Centering the potential for economic development in the clean energy transition can help galvanize public support. “We are looking more and more at this message of reshoring, onshoring manufacturing and building the things that we’re going to need for this transition in our state with good labor provisions and having that vision,” said Kelley. “It crosses the cultural divide, a little bit, to talk about bringing this work home and who’s going to do this work. We want Washingtonians to do this work.”
In its 2021 Clean Jobs America report, the environmental advocacy group E2 observes that the number of clean energy jobs in the United States grew 6 percent between 2018 and 2020, exceeding 3 million. In the state of Washington, the electric power generation sector employs close to 15,000 people, the majority of whom work in solar, wind, and hydroelectric.
While the Covid-19 pandemic created headwinds and job losses for the energy industry, certain energy sectors—like wind generation, battery storage, and electric vehicles—managed to create jobs.
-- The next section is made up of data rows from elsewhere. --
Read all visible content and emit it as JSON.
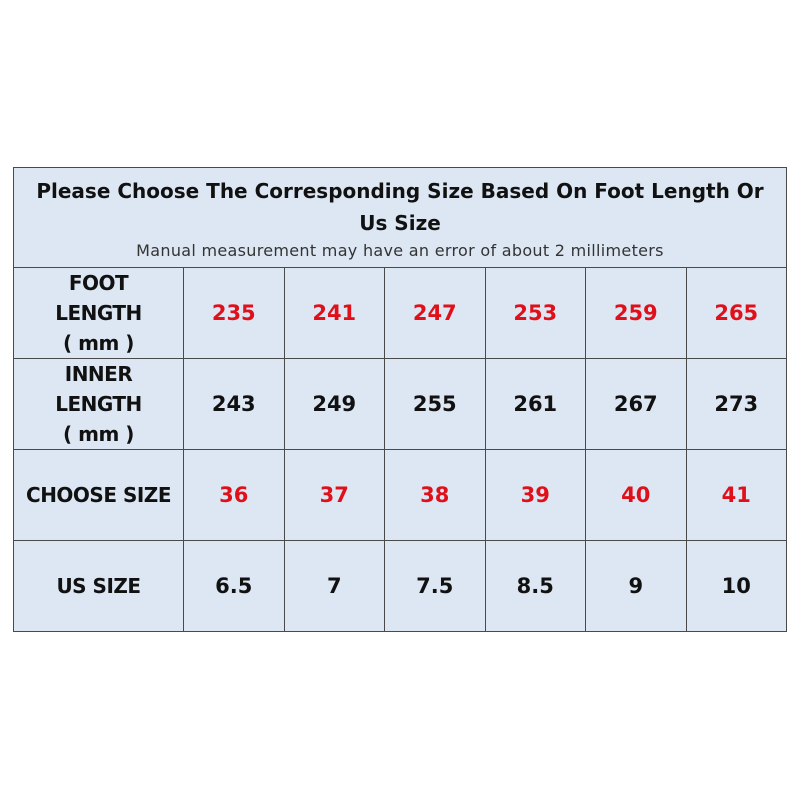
{
  "header": {
    "title": "Please Choose The Corresponding Size Based On Foot Length Or Us Size",
    "subtitle": "Manual measurement may have an error of about 2 millimeters"
  },
  "table": {
    "rows": [
      {
        "label": "FOOT\nLENGTH\n( mm )",
        "cells": [
          "235",
          "241",
          "247",
          "253",
          "259",
          "265"
        ],
        "color": "#e0101a"
      },
      {
        "label": "INNER\nLENGTH\n( mm )",
        "cells": [
          "243",
          "249",
          "255",
          "261",
          "267",
          "273"
        ],
        "color": "#111111"
      },
      {
        "label": "CHOOSE SIZE",
        "cells": [
          "36",
          "37",
          "38",
          "39",
          "40",
          "41"
        ],
        "color": "#e0101a"
      },
      {
        "label": "US SIZE",
        "cells": [
          "6.5",
          "7",
          "7.5",
          "8.5",
          "9",
          "10"
        ],
        "color": "#111111"
      }
    ]
  }
}
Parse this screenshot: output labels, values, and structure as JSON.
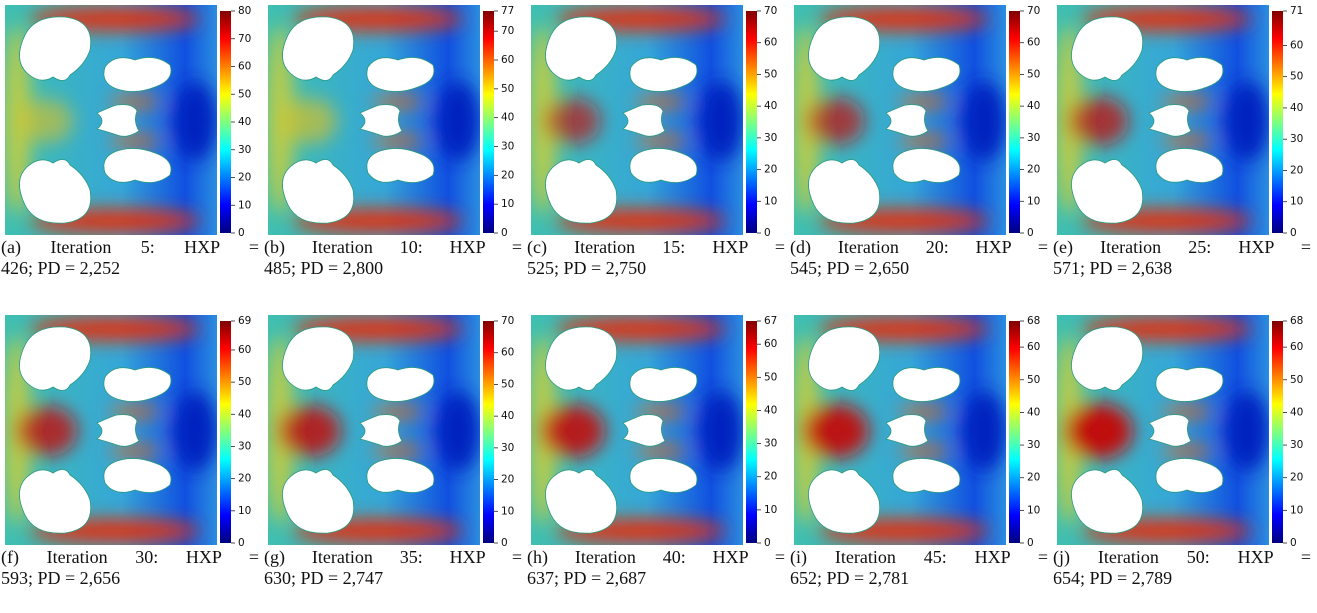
{
  "panels": [
    {
      "caption": [
        "(a) Iteration 5: HXP =",
        "426; PD = 2,252"
      ],
      "colorbar": {
        "range": [
          0,
          80
        ],
        "ticks": [
          0,
          10,
          20,
          30,
          40,
          50,
          60,
          70,
          80
        ]
      }
    },
    {
      "caption": [
        "(b) Iteration 10: HXP =",
        "485; PD = 2,800"
      ],
      "colorbar": {
        "range": [
          0,
          77
        ],
        "ticks": [
          0,
          10,
          20,
          30,
          40,
          50,
          60,
          70,
          77
        ]
      }
    },
    {
      "caption": [
        "(c) Iteration 15: HXP =",
        "525; PD = 2,750"
      ],
      "colorbar": {
        "range": [
          0,
          70
        ],
        "ticks": [
          0,
          10,
          20,
          30,
          40,
          50,
          60,
          70
        ]
      }
    },
    {
      "caption": [
        "(d) Iteration 20: HXP =",
        "545; PD = 2,650"
      ],
      "colorbar": {
        "range": [
          0,
          70
        ],
        "ticks": [
          0,
          10,
          20,
          30,
          40,
          50,
          60,
          70
        ]
      }
    },
    {
      "caption": [
        "(e) Iteration 25: HXP =",
        "571; PD = 2,638"
      ],
      "colorbar": {
        "range": [
          0,
          71
        ],
        "ticks": [
          0,
          10,
          20,
          30,
          40,
          50,
          60,
          71
        ]
      }
    },
    {
      "caption": [
        "(f) Iteration 30: HXP =",
        "593; PD = 2,656"
      ],
      "colorbar": {
        "range": [
          0,
          69
        ],
        "ticks": [
          0,
          10,
          20,
          30,
          40,
          50,
          60,
          69
        ]
      }
    },
    {
      "caption": [
        "(g) Iteration 35: HXP =",
        "630; PD = 2,747"
      ],
      "colorbar": {
        "range": [
          0,
          70
        ],
        "ticks": [
          0,
          10,
          20,
          30,
          40,
          50,
          60,
          70
        ]
      }
    },
    {
      "caption": [
        "(h) Iteration 40: HXP =",
        "637; PD = 2,687"
      ],
      "colorbar": {
        "range": [
          0,
          67
        ],
        "ticks": [
          0,
          10,
          20,
          30,
          40,
          50,
          60,
          67
        ]
      }
    },
    {
      "caption": [
        "(i) Iteration 45: HXP =",
        "652; PD = 2,781"
      ],
      "colorbar": {
        "range": [
          0,
          68
        ],
        "ticks": [
          0,
          10,
          20,
          30,
          40,
          50,
          60,
          68
        ]
      }
    },
    {
      "caption": [
        "(j) Iteration 50: HXP =",
        "654; PD = 2,789"
      ],
      "colorbar": {
        "range": [
          0,
          68
        ],
        "ticks": [
          0,
          10,
          20,
          30,
          40,
          50,
          60,
          68
        ]
      }
    }
  ]
}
The World Economic Forum forecasts that the clean energy transition will create over 10 million jobs around the world, nearly enough to offset expected fossil fuel job losses fourfold.
Despite the scale of the decarbonization challenge, climate change offers an opportunity for state and local governments to overcome partisanship and make headway on several fronts simultaneously—to address historical injustice, improve human health, and spur economic growth.
As Kelley bluntly put it, “Clean energy isn’t a blue thing or a red thing.”